Kami mendiskusikan rencana kami malam ini. Sejak awal Mas Azhari mengajak saya untuk ke Marlion, patung singa, yang menjadi icon Singapura. Saya pun setuju karena belum pernah ke sana, sementara Mas Azhari sudah pernah. Beliau mengaku tahu jalan menuju ke sana.

Akhirnya kami meninggalkan masjid dan berjalan menuju stasiun MRT. Kami menaiki MRT dengan tujuan Raffles. Setiba di sana kami sama-sama bingung mau menuju ke mana. Mas Azhari tidak pasti jalannya mana dan sekarang malam hari. Di sisi lain kami takut tidak ada lagi MRT beroperasi jika lewat pukul 11 pm, untuk mengantar kami ke stasiun dekat penginapan. Kami hanya sebentar di stasiun itu, melihat kerlap kerlip lampu di kegelapan malam Singapura. Kami putuskan untuk ke penginapan masing-masing, karena besok pagi masih ada kegiatan di NTU.

Saya sampai di penginapan sekitar pukul 10 pm. Ada seorang yang masih bangun di kamar saya, sambil memainkan HP nya. Dia menyapa saya, dia bertanya, apakah saya orang Malaysia, saya jawab bahwa saya dari Indonesia. Saya tanya juga dia dari mana, dia datang dari Libanon, ke sini untuk urusan pekerjaan. Tidak lama kami berbincang dan saya pun pergi ke kamar mandi untuk bersih-bersih sebelum tidur. Setelah semuanya selesai saya menutup hari ini dengan doa dan penuh kesyukuran atas kemudahan yang Allah beri.

Sabtu, 20 Oktober 2018, saya bangun sebelum shalat subuh, sesuai dengan settingan alarm. Saya membuka perlengkapan mandi, saya memang berniat untuk mandi sebelum subuh karena kemarin tidak sempat mandi. Saya menuju kamar mandi yang disediakan oleh pihak penginapan. Meskipun murah, hostel ini cukup memuaskan menurut saya. Kamar mandi dilengkapi dengan adanya toilet duduk yang lengkap dengan airnya, karena di banyak tempat Singapura, beristinjak dengan air cukup susah. Untuk mandi pun kita ada pilihan air hangat, tentunya saya manfaatkan. Mandi di pagi hari sangat menyegarkan dan membuat otak kembali kuat untuk berpikir.

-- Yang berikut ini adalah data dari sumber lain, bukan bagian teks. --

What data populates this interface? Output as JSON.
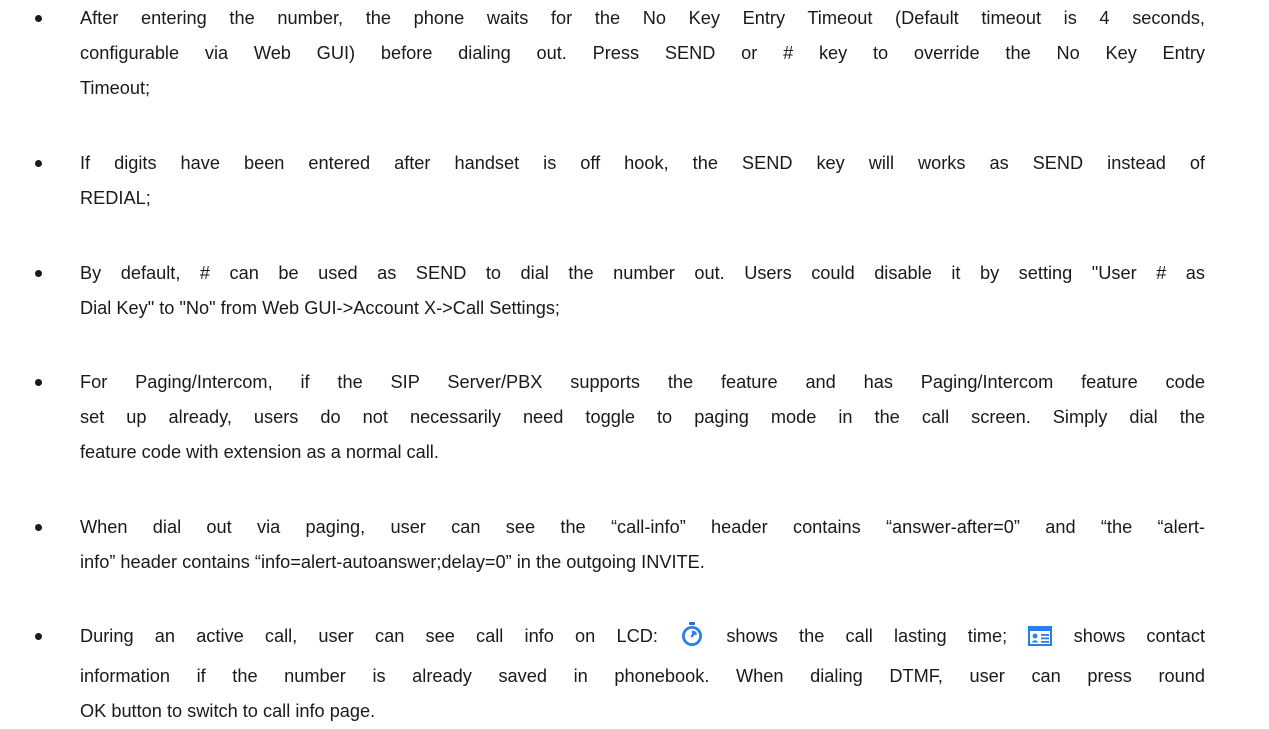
{
  "bullets": [
    {
      "lines": [
        "After entering the number, the phone waits for the No Key Entry Timeout (Default timeout is 4 seconds,",
        "configurable via Web GUI) before dialing out. Press SEND or # key to override the No Key Entry",
        "Timeout;"
      ]
    },
    {
      "lines": [
        "If digits have been entered after handset is off hook, the SEND key will works as SEND instead of",
        "REDIAL;"
      ]
    },
    {
      "lines": [
        "By default, # can be used as SEND to dial the number out. Users could disable it by setting \"User # as",
        "Dial Key\" to \"No\" from Web GUI->Account X->Call Settings;"
      ]
    },
    {
      "lines": [
        "For Paging/Intercom, if the SIP Server/PBX supports the feature and has Paging/Intercom feature code",
        "set up already, users do not necessarily need toggle to paging mode in the call screen. Simply dial the",
        "feature code with extension as a normal call."
      ]
    },
    {
      "lines": [
        "When dial out via paging, user can see the “call-info” header contains “answer-after=0” and “the “alert-",
        "info” header contains “info=alert-autoanswer;delay=0” in the outgoing INVITE."
      ]
    },
    {
      "line1_part1": "During an active call, user can see call info on LCD:",
      "line1_part2": "shows the call lasting time;",
      "line1_part3": "shows contact",
      "lines_rest": [
        "information if the number is already saved in phonebook. When dialing DTMF, user can press round",
        "OK button to switch to call info page."
      ],
      "icons": [
        "timer-icon",
        "contact-card-icon"
      ]
    }
  ]
}
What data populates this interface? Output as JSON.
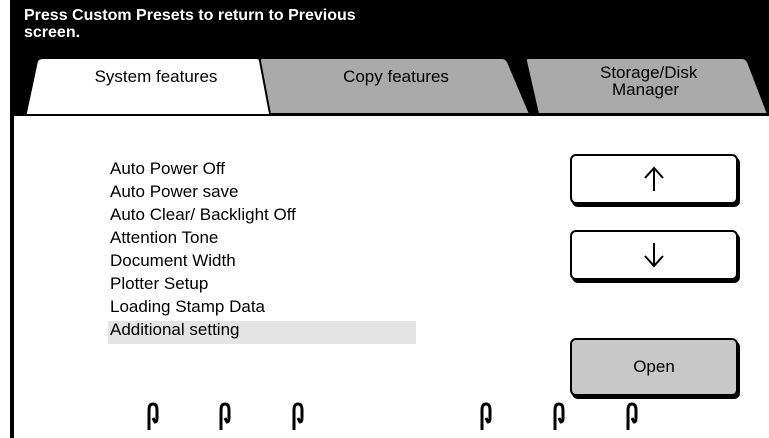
{
  "header": {
    "message": "Press Custom Presets to return to Previous screen."
  },
  "tabs": [
    {
      "label": "System features",
      "active": true
    },
    {
      "label": "Copy features",
      "active": false
    },
    {
      "label_line1": "Storage/Disk",
      "label_line2": "Manager",
      "active": false
    }
  ],
  "menu": {
    "items": [
      "Auto Power Off",
      "Auto Power save",
      "Auto Clear/ Backlight Off",
      "Attention Tone",
      "Document Width",
      "Plotter Setup",
      "Loading Stamp Data",
      "Additional setting"
    ],
    "selected_index": 7
  },
  "buttons": {
    "scroll_up_icon": "arrow-up-icon",
    "scroll_down_icon": "arrow-down-icon",
    "open_label": "Open"
  },
  "colors": {
    "header_bg": "#000000",
    "inactive_tab": "#aaaaaa",
    "selected_row": "#e4e4e4",
    "open_button": "#c8c8c8"
  },
  "footer_icons": [
    "clip-icon",
    "clip-icon",
    "clip-icon",
    "clip-icon",
    "clip-icon",
    "clip-icon"
  ]
}
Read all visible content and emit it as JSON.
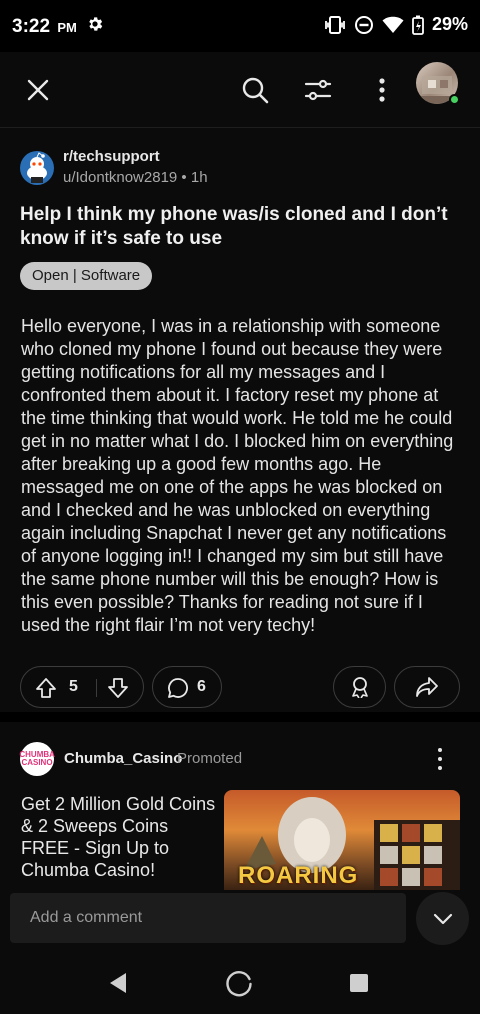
{
  "status_bar": {
    "time": "3:22",
    "ampm": "PM",
    "battery": "29%"
  },
  "post": {
    "subreddit": "r/techsupport",
    "author": "u/Idontknow2819",
    "age": "1h",
    "title": "Help I think my phone was/is cloned and I don’t know if it’s safe to use",
    "flair": "Open | Software",
    "body": "Hello everyone, I was in a relationship with someone who cloned my phone I found out because they were getting notifications for all my messages and I confronted them about it. I factory reset my phone at the time thinking that would work. He told me he could get in no matter what I do. I blocked him on everything after breaking up a good few months ago. He messaged me on one of the apps he was blocked on and I checked and he was unblocked on everything again including Snapchat I never get any notifications of anyone logging in!! I changed my sim but still have the same phone number will this be enough? How is this even possible? Thanks for reading not sure if I used the right flair I’m not very techy!",
    "votes": "5",
    "comments": "6"
  },
  "promoted": {
    "advertiser": "Chumba_Casino",
    "tag": "Promoted",
    "logo_text": "CHUMBA CASINO",
    "headline": "Get 2 Million Gold Coins & 2 Sweeps Coins FREE - Sign Up to Chumba Casino!",
    "image_text": "ROARING"
  },
  "comment_bar": {
    "placeholder": "Add a comment"
  },
  "colors": {
    "background": "#0b0b0b",
    "online": "#46d160",
    "snoo_bg": "#2a6fb5",
    "flair_bg": "#c8c8c8"
  }
}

Usai mandi dan shalat saya mempersiapkan segala sesuatunya yang akan saya bawa ke NIE. Hari ini saya akan presentasi sub bagian dari thesis yang telah saya buat. Saya turun dari penginapan melintasi jalanan pagi Singapura menuju stasiun. Kesegaran angin berhembus di jalanan lengang, lampu-lampu jalan masih menyala, dan kedai makan Hijaz masih terbuka, karena memang 24 jam. Saya tidak sempat merasakan sarapan hostel pagi ini karena mereka akan buka pada pukul 7 am, sedang saya pukul 6 am sudah mau berangkat.

Setibanya di Stasiun Kallang, seperti biasa saya membeli tiket melalui mesin elektronik, dengan tujuan Stasiun Pioneer. Dalam MRT suasana pagi ini tidak terlalu ramai dan saya dapat duduk dengan tenang. Setelah lebih 1 jam di MRT saya sampai di stasiun tujuan.